Osmos

I was not expecting a game this philosophically fraught.

  • Every moment you are not getting stronger, your problems are out there growing and your competitors are eating your lunch.
  • This does not even demand competitors. Things just run into each other, and gradually everything grows beyond your capacity unless you are continually expanding your capacity.
  • Paths that were safe when you started can become fatal long before you arrive. Prey can become predators while you are chasing them.
  • If you knew everything and could do the math, you could theoretically plot out everything that was going to happen. But you do not have enough knowledge and time. You must make decisions now based on a very incomplete view.
  • Often the energy it takes to acquire something is more than it is worth.
  • If two things never touch, it matters little whether they were a blink away or a mile.
  • Your path is sometimes dominated by outside forces you cannot safely escape.
  • You will often want to start over with a better starting point, somewhere it seems less like you are surrounded by stronger forces blindly oblivious to how they can crush you in their paths. Alas, that was never an option.
  • It looks soothing and simple, and each part may be. When you get deeper into it, you realize that everything is difficult and complicated because there are so many moving parts, so few of which are to your advantage at any given time.
  • If you are big enough, you can wait for others to come to you.
  • If you are not big enough, you need to act now before something bigger rolls over you.
  • Sometimes acting now is what weakens you for those bigger things.
  • Tiny moves now can have large, unforeseen consequences in the surprisingly near future.
  • If you really want to grow, you need to go after the biggest goal you can achieve.
  • Finesse is elegant and efficient.
  • But sometimes the right answer is brute force.

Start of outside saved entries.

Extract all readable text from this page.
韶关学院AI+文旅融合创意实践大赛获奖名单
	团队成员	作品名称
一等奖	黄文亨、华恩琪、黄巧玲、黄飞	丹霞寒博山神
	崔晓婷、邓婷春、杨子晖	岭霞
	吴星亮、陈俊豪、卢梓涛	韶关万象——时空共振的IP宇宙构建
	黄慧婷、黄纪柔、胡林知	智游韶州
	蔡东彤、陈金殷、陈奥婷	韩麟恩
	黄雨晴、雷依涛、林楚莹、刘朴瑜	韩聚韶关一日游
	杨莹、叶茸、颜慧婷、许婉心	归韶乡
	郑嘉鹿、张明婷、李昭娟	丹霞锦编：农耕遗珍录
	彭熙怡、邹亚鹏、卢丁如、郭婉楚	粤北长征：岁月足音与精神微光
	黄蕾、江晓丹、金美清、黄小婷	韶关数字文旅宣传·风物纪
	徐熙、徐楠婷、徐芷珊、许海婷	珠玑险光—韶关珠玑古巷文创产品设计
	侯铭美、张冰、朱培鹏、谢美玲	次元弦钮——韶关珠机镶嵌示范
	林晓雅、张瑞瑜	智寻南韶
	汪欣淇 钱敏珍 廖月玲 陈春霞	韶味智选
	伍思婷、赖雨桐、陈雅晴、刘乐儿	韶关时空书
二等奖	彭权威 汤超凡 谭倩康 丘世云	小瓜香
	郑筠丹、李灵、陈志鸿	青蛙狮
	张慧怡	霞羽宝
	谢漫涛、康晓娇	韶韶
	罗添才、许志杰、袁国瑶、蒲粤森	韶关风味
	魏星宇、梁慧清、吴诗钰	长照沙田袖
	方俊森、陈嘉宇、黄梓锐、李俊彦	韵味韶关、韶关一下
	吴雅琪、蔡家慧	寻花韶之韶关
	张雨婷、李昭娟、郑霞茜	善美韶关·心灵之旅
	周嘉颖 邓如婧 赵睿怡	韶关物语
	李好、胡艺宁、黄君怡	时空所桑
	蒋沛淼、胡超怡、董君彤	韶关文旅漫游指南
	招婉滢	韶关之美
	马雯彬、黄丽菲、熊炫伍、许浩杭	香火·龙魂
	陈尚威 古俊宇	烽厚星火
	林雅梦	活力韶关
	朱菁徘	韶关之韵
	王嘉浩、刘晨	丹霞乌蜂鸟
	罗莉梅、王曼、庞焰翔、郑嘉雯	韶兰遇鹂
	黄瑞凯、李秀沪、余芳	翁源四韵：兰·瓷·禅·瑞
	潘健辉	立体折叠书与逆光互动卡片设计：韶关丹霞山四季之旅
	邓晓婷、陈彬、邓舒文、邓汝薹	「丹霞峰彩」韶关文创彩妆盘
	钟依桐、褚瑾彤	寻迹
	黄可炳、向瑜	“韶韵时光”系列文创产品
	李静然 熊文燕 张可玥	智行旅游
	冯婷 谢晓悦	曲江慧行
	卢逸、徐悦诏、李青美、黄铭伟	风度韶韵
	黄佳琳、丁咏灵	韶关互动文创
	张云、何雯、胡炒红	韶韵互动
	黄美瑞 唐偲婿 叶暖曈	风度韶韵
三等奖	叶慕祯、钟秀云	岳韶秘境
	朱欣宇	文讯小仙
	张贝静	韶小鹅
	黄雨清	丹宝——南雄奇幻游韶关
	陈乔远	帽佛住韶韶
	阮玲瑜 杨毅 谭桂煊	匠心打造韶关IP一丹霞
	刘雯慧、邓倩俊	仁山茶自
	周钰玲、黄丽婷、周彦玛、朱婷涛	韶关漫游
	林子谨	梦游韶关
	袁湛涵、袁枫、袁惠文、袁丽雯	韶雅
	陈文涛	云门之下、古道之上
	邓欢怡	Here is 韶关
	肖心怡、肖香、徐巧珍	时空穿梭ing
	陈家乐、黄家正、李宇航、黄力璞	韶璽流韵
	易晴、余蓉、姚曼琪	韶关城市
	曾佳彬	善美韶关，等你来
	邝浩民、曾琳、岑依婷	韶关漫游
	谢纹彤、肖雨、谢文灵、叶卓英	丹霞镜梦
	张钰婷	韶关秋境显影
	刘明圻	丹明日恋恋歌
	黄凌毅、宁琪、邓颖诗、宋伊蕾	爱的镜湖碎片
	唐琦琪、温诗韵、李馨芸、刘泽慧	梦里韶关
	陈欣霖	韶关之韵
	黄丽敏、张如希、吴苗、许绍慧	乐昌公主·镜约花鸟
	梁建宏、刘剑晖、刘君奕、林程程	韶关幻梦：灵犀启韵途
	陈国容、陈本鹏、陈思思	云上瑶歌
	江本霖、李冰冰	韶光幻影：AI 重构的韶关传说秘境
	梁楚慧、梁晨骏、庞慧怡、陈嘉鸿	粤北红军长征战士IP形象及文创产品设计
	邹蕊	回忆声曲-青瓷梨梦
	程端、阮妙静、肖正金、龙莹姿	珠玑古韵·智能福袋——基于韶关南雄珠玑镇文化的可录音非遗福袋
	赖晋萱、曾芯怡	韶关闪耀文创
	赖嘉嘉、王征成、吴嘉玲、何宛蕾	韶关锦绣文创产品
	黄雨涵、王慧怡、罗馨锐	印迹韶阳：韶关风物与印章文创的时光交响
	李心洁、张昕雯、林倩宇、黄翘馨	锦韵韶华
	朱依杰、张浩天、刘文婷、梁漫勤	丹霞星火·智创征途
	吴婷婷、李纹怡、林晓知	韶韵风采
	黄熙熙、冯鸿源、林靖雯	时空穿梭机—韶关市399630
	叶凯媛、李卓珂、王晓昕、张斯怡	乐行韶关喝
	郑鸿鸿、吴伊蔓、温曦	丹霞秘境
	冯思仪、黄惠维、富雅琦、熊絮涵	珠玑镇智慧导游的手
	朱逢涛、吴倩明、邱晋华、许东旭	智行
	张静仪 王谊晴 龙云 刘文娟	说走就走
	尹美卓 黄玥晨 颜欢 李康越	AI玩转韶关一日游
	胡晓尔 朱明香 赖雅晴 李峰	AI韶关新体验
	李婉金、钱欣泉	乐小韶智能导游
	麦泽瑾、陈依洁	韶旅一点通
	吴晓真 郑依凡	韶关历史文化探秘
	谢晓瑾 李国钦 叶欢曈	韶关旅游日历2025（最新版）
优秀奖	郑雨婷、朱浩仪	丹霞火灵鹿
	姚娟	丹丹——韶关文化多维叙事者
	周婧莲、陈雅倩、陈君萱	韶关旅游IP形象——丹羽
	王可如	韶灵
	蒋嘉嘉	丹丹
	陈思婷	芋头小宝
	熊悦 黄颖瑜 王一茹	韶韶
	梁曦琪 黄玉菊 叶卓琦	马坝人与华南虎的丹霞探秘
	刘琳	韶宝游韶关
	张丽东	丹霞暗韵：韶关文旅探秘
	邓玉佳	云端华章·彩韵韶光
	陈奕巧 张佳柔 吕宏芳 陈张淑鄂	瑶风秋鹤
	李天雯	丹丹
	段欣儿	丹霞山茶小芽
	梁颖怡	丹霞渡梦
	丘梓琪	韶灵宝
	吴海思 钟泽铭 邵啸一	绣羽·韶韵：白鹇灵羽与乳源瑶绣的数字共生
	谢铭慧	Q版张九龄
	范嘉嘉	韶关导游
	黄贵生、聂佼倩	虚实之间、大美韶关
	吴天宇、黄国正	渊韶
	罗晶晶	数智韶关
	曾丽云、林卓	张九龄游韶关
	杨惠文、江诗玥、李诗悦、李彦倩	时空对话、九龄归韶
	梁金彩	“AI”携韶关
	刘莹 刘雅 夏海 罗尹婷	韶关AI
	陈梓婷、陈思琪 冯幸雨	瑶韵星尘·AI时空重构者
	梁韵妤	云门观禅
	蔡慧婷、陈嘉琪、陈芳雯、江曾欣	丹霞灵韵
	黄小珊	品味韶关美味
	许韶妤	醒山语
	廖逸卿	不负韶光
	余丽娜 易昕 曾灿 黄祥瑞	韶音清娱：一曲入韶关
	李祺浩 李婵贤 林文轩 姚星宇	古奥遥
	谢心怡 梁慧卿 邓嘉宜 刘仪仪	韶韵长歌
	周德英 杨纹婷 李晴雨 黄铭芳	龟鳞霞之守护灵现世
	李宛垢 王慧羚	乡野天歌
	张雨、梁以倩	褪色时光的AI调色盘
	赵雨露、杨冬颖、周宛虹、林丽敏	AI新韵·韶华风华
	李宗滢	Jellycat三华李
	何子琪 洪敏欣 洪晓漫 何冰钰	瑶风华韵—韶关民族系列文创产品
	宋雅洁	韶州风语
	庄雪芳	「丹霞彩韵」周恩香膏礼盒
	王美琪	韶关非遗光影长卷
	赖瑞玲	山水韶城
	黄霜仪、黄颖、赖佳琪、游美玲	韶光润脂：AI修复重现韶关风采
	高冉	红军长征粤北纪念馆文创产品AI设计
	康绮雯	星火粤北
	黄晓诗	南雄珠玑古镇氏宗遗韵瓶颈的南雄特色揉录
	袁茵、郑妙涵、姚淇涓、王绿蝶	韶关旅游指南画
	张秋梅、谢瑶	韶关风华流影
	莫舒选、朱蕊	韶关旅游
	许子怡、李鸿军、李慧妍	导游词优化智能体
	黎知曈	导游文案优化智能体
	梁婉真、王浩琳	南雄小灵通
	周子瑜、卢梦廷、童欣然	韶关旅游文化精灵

The most impactful part of this is how it requires neither mind nor volition. One path of the game involves competing organisms, but mostly it is a mass of blindly moving objects, and yet your problems grow faster than you do unless you find the right path.

The simple mechanic of “bigger things absorb smaller things” yields a puzzle game with predator and prey, mazes, and planetary motion. That is elegance in design.

: Zubon

But seriously, the planetary motion (“force”) levels are kind of a bear unless you can eyeball Hohmann transfers. It seems a popular recommendation to do those levels last, if at all, and to have lots of patience with overlapping orbits.